The house was spacious, though books and bric-a-brac tended to disguise that fact. Ganz led me to the library and rang for a maid, who entered arustle in black dress, white cap and apron. “We shall have coffee and cakes,” he directed. “And, yes, put on the tray a bottle of cognac, with glasses. Thereafter we are not to be disturbed.”

When she had left on her errand, he lowered his portly form onto a sofa. “Emma is a good girl,” he remarked while he polished his pince-nez. Patrol medics could easily have corrected his eyeballs, but he’d have had trouble explaining why he no longer required lenses, and declared it made no particular difference. “Of a poor peasant family— ach, they breed fast, but the nature of life is that it overflows, not true? I take an interest in her. Avuncular only, I assure you. She is to leave my service in three years because she marries a fine young man. I will provide a modest dowry in the guise of a wedding present, and stand godfather to their firstborn.” Trouble crossed the ruddy, jowly visage. “She dies of tuberculosis at the age of forty-one.” He ran a hand over his bare scalp. “I am allowed to do nothing about that except provide some medicines that make her comfortable. We dare not mourn, we of the Patrol: certainly not beforehand. I should save pity, sense of guilt, for my poor unwitting friends and colleagues, the brothers Grimm. Emma’s life is better than most of mankind will ever have known.”

I made no reply. Our privacy being assured, I got more intent than necessary on setting up the apparatus I’d brought in my luggage. (Here I passed for a visiting British scholar. I’d practiced my accent. An American would have been pestered with too many questions about Red Indians and slavery.) While Tharasmund and I were among the Visigoths, we’d met Ulfilas. I’d recorded that event, as I did all of special interest. Surely Ganz would want a look at Constantinople’s chief missionary, the Apostle to the Goths, whose translation of the Bible was virtually the sole source of information about their language which survived until time travel came along.
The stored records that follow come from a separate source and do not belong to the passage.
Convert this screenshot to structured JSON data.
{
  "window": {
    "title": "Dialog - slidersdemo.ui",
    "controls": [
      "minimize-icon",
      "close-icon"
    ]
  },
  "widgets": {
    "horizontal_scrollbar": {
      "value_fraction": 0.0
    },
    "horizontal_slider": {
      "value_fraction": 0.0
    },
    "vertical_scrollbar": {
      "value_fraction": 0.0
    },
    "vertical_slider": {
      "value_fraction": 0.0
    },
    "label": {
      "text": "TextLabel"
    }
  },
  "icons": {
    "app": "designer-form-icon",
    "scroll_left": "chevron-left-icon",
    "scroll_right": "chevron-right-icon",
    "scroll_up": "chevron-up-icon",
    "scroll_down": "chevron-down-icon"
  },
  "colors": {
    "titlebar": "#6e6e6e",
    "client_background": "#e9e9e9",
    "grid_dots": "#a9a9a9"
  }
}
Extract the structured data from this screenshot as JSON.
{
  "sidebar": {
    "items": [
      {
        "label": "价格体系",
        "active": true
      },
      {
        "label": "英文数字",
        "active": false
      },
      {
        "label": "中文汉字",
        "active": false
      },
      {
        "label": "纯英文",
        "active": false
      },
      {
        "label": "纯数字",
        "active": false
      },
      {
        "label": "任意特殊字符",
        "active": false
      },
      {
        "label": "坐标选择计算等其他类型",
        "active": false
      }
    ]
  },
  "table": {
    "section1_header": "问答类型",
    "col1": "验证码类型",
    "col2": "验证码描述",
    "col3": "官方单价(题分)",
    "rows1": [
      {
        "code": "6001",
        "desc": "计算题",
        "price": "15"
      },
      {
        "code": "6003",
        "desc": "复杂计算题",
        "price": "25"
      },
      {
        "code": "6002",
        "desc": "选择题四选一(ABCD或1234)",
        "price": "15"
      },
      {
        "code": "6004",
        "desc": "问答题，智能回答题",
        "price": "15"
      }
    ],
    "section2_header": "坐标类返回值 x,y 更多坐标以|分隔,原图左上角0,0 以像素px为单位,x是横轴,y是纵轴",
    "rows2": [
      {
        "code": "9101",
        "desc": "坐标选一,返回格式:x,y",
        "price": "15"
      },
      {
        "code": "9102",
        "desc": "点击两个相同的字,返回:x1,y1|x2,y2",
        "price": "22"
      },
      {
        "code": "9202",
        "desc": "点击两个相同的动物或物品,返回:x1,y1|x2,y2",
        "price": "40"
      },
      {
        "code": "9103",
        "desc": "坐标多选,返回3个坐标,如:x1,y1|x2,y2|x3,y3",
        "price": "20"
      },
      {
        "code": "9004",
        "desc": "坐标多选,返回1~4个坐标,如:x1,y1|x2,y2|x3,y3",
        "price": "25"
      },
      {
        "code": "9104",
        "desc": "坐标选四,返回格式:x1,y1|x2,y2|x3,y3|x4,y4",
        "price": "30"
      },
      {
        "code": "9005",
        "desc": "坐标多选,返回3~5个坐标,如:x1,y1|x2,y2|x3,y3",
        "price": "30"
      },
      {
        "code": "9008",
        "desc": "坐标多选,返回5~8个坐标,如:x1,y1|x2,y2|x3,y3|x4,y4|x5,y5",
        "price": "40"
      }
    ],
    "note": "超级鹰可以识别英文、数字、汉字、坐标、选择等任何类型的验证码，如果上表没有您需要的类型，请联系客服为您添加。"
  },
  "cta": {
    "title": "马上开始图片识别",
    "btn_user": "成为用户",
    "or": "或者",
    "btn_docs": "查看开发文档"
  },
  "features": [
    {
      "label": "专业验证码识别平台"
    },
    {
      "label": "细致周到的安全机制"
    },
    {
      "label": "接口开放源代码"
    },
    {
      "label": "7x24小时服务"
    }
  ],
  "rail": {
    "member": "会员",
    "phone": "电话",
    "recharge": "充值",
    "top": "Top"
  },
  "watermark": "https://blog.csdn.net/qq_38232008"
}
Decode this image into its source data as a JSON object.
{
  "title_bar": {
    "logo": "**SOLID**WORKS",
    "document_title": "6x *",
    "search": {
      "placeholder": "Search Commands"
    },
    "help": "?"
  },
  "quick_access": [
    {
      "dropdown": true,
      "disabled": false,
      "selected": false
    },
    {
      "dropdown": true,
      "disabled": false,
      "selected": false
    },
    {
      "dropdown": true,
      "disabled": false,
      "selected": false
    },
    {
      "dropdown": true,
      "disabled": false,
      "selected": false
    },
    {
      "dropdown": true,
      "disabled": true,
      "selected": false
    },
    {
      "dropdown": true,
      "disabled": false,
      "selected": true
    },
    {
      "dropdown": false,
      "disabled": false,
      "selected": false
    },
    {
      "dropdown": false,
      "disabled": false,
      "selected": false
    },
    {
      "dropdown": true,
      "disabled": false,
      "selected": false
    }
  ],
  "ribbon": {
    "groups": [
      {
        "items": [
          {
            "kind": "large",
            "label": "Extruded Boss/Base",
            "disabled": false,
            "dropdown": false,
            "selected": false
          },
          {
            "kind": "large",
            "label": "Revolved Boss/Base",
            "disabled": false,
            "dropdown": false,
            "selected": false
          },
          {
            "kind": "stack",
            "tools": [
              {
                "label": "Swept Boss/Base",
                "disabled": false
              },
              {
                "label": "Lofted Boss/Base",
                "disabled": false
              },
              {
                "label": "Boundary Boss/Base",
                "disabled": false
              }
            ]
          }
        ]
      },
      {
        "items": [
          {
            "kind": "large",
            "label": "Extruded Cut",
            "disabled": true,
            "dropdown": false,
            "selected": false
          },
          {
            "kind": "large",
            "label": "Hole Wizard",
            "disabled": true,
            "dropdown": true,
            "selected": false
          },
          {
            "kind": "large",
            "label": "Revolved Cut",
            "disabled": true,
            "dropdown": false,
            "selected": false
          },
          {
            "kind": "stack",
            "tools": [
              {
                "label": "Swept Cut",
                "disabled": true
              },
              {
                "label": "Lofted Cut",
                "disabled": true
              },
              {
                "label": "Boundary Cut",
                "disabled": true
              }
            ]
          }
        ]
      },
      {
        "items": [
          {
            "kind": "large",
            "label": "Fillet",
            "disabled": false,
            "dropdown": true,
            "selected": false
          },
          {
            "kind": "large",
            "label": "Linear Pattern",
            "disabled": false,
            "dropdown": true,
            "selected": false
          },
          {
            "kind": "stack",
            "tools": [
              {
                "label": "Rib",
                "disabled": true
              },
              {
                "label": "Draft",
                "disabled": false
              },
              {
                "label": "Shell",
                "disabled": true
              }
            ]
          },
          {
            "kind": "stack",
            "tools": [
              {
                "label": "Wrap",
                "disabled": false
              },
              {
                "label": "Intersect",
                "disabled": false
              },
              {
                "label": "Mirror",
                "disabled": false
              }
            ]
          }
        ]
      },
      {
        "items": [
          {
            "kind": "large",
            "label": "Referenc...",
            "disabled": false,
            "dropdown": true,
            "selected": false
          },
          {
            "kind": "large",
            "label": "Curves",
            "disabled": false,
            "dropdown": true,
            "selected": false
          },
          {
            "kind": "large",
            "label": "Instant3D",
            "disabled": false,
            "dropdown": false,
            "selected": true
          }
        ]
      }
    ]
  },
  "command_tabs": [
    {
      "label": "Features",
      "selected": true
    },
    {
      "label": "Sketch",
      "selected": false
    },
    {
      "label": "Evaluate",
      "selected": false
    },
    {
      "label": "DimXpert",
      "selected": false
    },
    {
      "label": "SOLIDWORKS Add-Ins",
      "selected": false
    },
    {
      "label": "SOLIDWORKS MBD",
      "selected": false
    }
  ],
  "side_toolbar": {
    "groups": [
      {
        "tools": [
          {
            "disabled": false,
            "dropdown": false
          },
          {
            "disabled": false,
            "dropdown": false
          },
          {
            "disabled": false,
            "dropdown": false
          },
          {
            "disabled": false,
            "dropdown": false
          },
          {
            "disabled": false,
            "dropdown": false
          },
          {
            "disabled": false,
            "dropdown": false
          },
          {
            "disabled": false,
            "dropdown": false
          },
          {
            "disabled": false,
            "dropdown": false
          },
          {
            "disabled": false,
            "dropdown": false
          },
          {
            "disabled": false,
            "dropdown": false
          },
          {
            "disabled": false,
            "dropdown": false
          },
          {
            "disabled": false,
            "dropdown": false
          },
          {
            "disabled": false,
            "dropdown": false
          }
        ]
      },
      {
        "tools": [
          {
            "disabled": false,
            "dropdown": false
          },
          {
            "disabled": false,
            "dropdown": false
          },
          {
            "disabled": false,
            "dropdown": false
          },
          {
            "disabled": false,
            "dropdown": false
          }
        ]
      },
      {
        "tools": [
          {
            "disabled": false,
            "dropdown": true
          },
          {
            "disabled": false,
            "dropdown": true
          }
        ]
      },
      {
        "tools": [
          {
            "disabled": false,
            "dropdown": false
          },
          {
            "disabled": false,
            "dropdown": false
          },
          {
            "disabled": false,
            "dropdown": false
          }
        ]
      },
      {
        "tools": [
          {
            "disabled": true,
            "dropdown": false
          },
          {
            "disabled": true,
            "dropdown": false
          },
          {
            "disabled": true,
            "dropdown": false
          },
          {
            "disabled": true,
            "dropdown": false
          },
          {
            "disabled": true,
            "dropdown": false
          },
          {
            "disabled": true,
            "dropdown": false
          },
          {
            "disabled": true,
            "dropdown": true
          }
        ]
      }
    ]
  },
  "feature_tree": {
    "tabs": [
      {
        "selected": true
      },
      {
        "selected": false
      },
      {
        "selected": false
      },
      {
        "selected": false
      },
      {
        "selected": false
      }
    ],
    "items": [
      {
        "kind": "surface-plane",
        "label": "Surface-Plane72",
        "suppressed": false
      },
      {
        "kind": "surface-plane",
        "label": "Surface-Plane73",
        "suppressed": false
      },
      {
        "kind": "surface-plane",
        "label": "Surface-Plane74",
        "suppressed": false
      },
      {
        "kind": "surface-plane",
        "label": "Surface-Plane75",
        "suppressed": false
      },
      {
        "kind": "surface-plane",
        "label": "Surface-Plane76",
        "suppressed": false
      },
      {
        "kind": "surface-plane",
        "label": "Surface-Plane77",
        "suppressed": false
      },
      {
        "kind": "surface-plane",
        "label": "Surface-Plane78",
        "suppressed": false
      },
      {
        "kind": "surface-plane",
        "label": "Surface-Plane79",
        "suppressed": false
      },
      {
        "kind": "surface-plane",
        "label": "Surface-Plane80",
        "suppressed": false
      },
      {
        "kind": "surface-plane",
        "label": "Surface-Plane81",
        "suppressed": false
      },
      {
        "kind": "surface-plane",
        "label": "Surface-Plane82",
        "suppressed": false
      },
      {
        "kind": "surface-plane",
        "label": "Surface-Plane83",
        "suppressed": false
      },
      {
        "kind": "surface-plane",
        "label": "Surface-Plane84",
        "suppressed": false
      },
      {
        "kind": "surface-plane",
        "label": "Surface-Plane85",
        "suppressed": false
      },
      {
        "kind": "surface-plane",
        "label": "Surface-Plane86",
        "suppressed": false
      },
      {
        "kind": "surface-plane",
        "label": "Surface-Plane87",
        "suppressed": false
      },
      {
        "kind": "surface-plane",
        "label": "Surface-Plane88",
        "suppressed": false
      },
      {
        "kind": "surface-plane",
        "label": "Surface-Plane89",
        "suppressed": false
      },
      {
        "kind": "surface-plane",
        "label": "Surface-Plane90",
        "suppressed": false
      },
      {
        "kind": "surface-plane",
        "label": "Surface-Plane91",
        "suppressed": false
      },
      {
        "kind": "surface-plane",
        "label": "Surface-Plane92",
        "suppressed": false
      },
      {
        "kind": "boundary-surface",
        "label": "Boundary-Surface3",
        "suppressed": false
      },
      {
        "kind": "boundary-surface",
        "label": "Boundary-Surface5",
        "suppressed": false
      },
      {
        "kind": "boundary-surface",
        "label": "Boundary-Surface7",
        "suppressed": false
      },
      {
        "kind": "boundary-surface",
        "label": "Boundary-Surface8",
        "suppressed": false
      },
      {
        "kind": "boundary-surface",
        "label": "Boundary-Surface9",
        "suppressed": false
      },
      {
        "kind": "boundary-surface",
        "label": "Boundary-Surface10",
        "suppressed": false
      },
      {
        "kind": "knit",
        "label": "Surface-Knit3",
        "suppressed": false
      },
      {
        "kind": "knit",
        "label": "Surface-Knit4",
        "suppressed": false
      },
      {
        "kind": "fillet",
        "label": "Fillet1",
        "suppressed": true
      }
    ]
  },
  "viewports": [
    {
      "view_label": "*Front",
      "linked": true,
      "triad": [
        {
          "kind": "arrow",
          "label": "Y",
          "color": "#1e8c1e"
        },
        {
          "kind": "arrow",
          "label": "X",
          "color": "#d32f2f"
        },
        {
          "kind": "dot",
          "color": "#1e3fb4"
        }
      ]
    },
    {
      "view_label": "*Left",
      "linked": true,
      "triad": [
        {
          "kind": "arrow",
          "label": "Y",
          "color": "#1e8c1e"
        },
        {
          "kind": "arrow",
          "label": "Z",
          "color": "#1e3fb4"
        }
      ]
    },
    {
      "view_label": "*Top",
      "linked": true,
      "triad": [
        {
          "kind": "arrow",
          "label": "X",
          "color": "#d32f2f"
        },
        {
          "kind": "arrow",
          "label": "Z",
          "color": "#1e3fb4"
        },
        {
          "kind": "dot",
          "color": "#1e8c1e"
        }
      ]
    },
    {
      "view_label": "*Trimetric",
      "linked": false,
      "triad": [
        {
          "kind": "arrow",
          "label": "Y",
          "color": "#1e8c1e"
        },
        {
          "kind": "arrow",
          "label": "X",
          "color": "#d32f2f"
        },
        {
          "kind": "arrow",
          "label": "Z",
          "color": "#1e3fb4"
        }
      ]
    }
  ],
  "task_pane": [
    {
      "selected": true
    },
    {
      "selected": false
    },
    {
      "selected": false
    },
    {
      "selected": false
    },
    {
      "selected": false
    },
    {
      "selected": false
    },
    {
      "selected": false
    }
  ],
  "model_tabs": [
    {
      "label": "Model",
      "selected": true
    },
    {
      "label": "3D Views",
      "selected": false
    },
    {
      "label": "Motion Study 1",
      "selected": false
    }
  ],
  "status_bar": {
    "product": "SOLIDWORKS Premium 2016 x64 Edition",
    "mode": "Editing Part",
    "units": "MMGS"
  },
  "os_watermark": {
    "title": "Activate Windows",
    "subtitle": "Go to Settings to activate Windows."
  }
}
The hologram sprang into being. Suddenly the room—chandelier, bookshelves, up-to-date furniture which I knew as Empire, busts, framed etchings and oils, crockery, Chinese-motif wallpaper, maroon drapes—became the mystery, darkness around a campfire. Yet I was not there, in my own skull: for it was myself on whom I looked, and he was the Wanderer.

(The recorders are tiny, operating on the molecular level, self-directing as they collect full sensory input. Mine, one of several I took along, was hidden in the spear that I had leaned against a tree. Wanting to encounter Ulfilas informally, I’d laid out the route of my party to intercept that of his as we both traveled through what the Romans had known as Dacia before they withdrew from it, and I in my day knew as Rumania. After mutual avowals of peaceful intentions, my Ostrogoths and his Byzantines pitched tents and shared a meal.)

Trees walled the forest meadow in gloom. Flame-lit smoke rose to hide stars. An owl hooted, over and over. The night was still mild, but dew had begun chilling the grass. Men sat cross-legged near the coals, save for Ulfilas and me. He had stood up in his zeal, and I could not let myself be dominated before the others. They stared, listened, furtively drew signs of Ax or Cross.